Rational numbers, or fractions, either terminate or go on in repetitive patterns. The repetitive pattern-length cannot be greater than the denominator. My question is about the same digit repeating itself (after the decimal point) in a terminating rational number that does not terminate in this digit – is there an upper limit to the times a digit can repeat itself if the number is not endlessly repeating?
Repeating digits in fractions: Is there a maximal repetition of the same digit
elementary-number-theory
Best Answer
As Martin R notes in a comment, there is no limit to the number of repeats of a digit in a terminating decimal expansion of a rational number, the expansion not terminating in said digit.
More generally, every terminating decimal and every repeating decimal represents a rational number.
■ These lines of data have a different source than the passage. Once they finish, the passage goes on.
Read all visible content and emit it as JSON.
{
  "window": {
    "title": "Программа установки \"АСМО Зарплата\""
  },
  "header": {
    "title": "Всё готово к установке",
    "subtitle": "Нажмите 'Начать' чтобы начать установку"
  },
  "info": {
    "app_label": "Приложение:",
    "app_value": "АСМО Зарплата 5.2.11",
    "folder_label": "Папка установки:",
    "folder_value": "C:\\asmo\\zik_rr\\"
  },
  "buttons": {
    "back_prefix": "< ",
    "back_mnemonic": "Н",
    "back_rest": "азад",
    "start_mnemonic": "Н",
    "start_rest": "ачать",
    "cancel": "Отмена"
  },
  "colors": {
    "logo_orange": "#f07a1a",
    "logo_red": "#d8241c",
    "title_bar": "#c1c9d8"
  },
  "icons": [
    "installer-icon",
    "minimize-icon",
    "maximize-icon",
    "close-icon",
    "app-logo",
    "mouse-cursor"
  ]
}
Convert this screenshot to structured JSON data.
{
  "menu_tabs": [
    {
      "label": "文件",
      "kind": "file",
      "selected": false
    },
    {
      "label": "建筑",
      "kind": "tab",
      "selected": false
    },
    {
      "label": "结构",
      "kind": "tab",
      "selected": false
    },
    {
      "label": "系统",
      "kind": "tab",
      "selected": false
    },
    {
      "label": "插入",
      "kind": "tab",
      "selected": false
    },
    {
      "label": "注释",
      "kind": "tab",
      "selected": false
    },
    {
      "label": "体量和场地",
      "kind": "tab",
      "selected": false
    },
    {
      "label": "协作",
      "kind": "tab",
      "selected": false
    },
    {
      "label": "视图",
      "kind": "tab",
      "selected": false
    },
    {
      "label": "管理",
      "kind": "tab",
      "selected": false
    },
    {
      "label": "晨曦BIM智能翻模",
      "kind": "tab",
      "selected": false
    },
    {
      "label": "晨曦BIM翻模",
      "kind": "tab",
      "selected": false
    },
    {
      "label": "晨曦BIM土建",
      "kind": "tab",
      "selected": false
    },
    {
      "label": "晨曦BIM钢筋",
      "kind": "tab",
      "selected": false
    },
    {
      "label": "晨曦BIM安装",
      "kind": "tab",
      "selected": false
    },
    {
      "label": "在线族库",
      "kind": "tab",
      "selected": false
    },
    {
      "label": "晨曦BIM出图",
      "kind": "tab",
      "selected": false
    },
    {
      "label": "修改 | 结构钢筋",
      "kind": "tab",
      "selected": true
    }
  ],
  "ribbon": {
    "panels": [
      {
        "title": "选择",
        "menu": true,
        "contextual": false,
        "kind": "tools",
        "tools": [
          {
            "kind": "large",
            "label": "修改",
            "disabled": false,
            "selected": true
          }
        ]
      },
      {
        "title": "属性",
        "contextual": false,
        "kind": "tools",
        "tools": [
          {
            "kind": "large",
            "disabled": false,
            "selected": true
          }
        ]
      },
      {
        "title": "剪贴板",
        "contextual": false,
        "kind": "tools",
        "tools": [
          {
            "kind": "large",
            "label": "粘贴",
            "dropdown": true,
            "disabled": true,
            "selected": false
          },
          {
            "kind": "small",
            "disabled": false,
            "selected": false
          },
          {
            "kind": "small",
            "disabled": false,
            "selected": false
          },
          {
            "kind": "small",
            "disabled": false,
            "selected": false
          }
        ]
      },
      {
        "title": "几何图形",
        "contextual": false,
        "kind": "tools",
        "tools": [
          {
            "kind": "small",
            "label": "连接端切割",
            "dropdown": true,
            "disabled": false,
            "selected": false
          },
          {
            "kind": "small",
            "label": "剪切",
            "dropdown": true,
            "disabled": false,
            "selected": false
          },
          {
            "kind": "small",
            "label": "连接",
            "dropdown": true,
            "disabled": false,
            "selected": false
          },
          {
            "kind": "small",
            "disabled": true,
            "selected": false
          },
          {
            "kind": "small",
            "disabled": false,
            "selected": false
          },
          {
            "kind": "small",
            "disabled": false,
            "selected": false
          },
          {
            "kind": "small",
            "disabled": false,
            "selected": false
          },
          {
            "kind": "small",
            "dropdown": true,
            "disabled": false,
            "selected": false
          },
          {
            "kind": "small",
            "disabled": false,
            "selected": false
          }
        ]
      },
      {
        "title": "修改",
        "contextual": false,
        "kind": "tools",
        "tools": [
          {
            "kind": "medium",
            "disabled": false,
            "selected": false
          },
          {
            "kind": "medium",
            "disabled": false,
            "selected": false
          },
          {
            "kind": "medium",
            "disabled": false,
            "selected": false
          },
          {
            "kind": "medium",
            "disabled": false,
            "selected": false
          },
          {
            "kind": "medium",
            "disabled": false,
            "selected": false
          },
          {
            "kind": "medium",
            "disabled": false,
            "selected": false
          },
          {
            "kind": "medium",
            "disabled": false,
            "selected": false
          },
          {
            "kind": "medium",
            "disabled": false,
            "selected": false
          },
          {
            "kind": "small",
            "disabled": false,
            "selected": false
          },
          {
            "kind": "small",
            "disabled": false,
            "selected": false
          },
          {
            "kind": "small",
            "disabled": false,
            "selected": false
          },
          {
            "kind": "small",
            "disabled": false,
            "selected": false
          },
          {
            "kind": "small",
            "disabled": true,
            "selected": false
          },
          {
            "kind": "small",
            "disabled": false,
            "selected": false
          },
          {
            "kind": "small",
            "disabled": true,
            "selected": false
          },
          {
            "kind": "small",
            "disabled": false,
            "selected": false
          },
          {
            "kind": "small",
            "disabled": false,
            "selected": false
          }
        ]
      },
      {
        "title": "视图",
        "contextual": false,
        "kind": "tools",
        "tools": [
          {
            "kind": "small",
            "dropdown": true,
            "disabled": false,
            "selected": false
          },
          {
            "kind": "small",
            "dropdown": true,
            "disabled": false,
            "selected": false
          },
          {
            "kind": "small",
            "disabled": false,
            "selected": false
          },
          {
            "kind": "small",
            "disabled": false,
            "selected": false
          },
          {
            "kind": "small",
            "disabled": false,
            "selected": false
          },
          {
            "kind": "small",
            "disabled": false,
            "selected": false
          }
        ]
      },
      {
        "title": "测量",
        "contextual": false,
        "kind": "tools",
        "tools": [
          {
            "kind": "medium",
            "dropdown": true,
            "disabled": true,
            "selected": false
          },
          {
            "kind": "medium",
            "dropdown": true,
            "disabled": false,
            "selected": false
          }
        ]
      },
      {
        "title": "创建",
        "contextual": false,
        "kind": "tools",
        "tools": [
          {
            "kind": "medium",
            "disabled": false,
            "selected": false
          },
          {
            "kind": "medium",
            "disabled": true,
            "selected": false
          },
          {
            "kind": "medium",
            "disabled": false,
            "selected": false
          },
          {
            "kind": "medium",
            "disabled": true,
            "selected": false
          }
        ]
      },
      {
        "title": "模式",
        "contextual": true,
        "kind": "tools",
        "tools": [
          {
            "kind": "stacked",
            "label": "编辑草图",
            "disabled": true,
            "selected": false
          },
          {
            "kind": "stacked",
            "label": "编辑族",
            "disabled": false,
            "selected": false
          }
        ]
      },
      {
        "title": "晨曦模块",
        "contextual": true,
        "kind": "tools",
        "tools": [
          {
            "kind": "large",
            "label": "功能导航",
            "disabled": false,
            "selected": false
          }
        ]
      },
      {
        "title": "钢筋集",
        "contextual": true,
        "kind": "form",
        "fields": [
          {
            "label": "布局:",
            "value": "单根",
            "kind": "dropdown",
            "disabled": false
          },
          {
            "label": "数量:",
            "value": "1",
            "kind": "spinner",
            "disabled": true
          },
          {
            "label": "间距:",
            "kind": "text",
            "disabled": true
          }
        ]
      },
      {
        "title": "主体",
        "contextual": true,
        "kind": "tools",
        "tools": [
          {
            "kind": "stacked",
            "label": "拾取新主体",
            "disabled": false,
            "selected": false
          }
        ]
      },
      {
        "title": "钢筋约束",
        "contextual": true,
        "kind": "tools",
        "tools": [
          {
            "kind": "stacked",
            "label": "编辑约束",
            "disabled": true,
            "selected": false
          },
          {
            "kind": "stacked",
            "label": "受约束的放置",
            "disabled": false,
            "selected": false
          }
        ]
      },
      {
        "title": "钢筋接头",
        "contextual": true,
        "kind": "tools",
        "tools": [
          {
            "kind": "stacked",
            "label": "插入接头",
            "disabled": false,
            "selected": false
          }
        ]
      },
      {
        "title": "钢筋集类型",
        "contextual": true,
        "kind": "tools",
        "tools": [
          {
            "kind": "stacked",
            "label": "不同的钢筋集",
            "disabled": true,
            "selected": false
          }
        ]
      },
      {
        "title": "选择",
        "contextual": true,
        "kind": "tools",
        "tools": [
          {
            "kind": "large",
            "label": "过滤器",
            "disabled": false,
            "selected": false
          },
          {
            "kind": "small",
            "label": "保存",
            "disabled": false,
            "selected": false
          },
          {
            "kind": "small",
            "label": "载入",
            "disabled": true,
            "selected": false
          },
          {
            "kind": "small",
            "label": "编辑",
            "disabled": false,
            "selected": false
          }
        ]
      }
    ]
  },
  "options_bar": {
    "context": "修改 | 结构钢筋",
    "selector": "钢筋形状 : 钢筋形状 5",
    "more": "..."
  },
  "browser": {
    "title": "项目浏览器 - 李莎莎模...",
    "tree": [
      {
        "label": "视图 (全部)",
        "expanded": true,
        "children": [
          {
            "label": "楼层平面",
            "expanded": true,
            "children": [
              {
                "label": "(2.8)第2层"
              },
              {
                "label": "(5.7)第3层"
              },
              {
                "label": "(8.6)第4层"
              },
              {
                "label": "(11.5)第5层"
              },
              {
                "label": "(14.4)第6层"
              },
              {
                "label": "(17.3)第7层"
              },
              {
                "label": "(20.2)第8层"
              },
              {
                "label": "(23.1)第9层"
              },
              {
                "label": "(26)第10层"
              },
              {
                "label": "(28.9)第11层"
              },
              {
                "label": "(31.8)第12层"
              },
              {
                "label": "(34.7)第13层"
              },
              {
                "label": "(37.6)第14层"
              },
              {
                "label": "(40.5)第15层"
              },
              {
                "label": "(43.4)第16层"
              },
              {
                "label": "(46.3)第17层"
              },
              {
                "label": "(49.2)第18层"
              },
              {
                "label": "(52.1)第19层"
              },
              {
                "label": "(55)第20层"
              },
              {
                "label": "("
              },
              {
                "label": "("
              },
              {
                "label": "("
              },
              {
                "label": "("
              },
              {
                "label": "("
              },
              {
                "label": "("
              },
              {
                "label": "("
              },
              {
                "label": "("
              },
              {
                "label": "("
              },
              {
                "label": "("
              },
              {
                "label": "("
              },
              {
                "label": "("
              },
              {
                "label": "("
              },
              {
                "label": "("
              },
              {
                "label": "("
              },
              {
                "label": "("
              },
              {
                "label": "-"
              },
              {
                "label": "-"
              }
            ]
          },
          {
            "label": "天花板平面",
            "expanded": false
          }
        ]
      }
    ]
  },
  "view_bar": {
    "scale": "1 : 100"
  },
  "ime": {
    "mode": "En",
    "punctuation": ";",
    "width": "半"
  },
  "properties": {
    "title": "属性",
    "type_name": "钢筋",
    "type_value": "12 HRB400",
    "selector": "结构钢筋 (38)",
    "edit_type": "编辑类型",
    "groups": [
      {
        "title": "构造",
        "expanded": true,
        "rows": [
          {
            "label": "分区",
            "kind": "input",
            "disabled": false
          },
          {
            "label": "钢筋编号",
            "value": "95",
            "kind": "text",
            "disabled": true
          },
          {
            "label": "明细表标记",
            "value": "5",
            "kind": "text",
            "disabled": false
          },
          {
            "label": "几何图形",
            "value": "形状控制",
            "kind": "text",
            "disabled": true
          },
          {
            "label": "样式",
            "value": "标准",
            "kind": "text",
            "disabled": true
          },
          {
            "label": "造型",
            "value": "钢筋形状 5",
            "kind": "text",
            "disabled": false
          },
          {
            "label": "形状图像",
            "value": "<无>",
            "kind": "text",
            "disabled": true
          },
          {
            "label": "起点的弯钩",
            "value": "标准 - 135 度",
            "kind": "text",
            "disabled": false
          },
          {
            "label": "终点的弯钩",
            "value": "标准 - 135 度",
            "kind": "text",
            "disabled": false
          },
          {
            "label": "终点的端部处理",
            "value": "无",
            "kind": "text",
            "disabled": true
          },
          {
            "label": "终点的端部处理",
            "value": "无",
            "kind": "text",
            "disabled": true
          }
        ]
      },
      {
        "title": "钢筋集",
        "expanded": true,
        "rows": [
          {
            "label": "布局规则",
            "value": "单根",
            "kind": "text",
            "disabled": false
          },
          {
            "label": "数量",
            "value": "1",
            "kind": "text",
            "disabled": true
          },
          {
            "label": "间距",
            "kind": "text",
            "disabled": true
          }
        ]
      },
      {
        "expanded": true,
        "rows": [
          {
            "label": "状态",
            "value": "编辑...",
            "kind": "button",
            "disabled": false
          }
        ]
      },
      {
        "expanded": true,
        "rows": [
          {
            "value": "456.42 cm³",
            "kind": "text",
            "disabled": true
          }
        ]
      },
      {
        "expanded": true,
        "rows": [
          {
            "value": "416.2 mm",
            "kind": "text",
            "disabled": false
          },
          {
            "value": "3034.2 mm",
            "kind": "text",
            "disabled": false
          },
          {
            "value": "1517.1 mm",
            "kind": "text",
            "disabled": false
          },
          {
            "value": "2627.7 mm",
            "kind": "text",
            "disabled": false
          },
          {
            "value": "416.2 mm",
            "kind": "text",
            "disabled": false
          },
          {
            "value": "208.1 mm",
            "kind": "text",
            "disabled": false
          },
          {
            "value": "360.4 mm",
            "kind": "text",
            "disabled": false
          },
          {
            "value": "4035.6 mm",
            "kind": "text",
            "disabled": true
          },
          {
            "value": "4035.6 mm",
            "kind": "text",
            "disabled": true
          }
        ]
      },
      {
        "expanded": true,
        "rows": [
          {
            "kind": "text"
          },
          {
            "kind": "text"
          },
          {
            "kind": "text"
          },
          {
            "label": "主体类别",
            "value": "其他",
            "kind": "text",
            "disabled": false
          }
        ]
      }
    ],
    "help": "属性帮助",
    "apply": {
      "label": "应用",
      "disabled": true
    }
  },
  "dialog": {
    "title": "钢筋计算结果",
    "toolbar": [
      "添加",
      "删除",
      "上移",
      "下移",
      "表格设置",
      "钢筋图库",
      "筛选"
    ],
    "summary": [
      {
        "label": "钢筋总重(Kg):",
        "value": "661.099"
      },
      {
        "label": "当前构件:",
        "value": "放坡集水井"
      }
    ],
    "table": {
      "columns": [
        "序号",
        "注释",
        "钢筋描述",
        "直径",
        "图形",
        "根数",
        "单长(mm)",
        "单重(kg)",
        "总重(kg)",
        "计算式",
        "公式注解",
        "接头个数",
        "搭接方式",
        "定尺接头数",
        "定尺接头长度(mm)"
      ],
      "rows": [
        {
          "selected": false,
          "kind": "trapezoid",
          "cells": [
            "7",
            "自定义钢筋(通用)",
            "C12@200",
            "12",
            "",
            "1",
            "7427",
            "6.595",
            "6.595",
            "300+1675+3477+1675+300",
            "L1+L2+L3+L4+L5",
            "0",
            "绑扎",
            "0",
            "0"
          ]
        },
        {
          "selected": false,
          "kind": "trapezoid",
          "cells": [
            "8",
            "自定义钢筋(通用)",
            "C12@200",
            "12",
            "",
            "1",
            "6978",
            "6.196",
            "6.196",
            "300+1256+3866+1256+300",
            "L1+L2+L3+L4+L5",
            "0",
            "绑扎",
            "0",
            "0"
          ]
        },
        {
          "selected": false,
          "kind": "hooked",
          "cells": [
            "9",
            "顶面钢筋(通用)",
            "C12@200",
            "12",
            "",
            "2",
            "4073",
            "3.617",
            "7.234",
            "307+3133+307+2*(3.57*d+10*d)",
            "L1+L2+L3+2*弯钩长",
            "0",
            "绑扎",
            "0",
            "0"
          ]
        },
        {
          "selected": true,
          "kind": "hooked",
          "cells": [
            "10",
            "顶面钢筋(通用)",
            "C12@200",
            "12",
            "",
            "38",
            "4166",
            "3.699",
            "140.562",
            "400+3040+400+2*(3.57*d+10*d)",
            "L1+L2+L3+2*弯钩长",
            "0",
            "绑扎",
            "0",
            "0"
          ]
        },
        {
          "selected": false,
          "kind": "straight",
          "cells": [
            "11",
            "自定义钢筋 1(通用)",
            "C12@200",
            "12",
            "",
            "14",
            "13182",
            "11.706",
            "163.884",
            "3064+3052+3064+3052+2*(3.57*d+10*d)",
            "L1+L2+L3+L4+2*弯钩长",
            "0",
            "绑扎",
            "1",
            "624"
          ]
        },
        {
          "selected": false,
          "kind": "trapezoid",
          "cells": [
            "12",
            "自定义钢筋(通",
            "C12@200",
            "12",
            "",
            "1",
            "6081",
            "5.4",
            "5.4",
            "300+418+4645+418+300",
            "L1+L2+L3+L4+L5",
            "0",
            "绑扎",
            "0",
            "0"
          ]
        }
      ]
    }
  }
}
In particular, the terminating decimal
$.d_1d_2\dots d_n$
represents the rational
$(d_1\times10^{n-1}+d_2\times10^{n-2}+\cdots+d_n)/10^n$,
and the (eventually) repeating decimal
$.d_1d_2\dots d_n\dot e_1\dot e_2\dots\dot e_m$
where the dots indicate the repeating portion) represents the rational number $${d_1\times10^{n-1}+d_2\times10^{n-2}+\cdots+d_n\over10^n}+{e_1\times10^{m-1}+e_2\times10^{m-2}+\cdots+e_m\over10^n(10^m-1)}$$